Não-acontecimento: presença massiva da jornalistas atrai anônimos "papagaios de pirata". Grande mídia chama isso de "festa de apoio a Neymar". 

Afinal , todo esforço de bombas semióticas, Guerra Híbrida e golpe político de 2013 até aqui não vai ter sido em vão. Uma ação milimetricamente calculada não pode ser deixada ao sabor dos caprichos de uma eleição democrática.

Por tudo isso, para aqueles mais velhos como esse humilde blogueiro, fica uma trevosa sensação de déjà-vu: essa combinação entre futebol e intervenção militar dá arrepios, principalmente no momento atual de retrocessos no qual generais retornam e até a teoria da terra plana vira um “hit” na hipermoderna Internet.

Por tudo isso, é sintomática essa tentativa de criar algum tipo de comoção de uma suposta “corrente prá frente” para o pronto restabelecimento de Neymar. 

Sem falar no estranho modus operandi sincrônico nos últimos tempos da carreira do jogador: contusões oportunas que o retiram de cenas esportivas catastróficas. Na Copa de 2014, a fratura na vértebra pela joelhada do jogador colombiano Zúñiga que o tirou da competição e da humilhação dos 7 X 1 contra a Alemanha.

E agora, às vésperas de uma catastrófica eliminação do PSG para o Real Madrid na Champions League (após acachapante derrota no primeiro jogo), Neymar ficará fora por três meses. Desclassificação que certamente acirraria ainda mais os conflitos do jogador com a imprensa francesa.
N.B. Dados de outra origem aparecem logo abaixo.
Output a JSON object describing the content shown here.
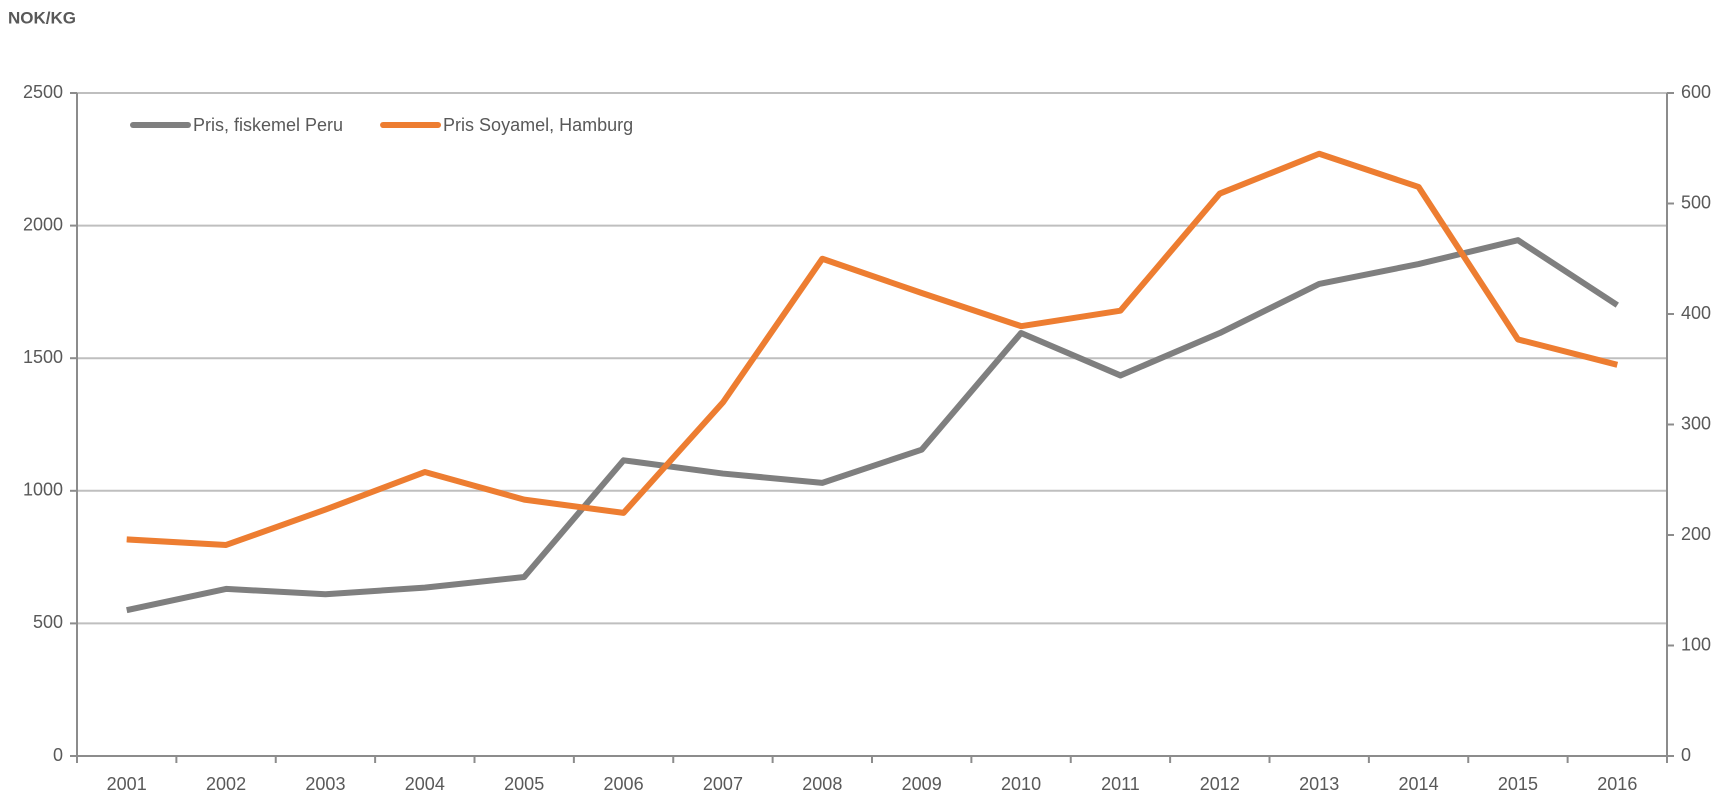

Algo assim como a gestão de imagem de Alckmin e Dória Jr.: nas pautas positivas estão sempre dispostos a coletivas com a imprensa e entrevistas; nos eventos potencialmente prejudiciais para suas imagens, desaparecem e colocam secretários à frente como buchas de canhão ou para-raios do ódio popular... assim como o desinterino Temer.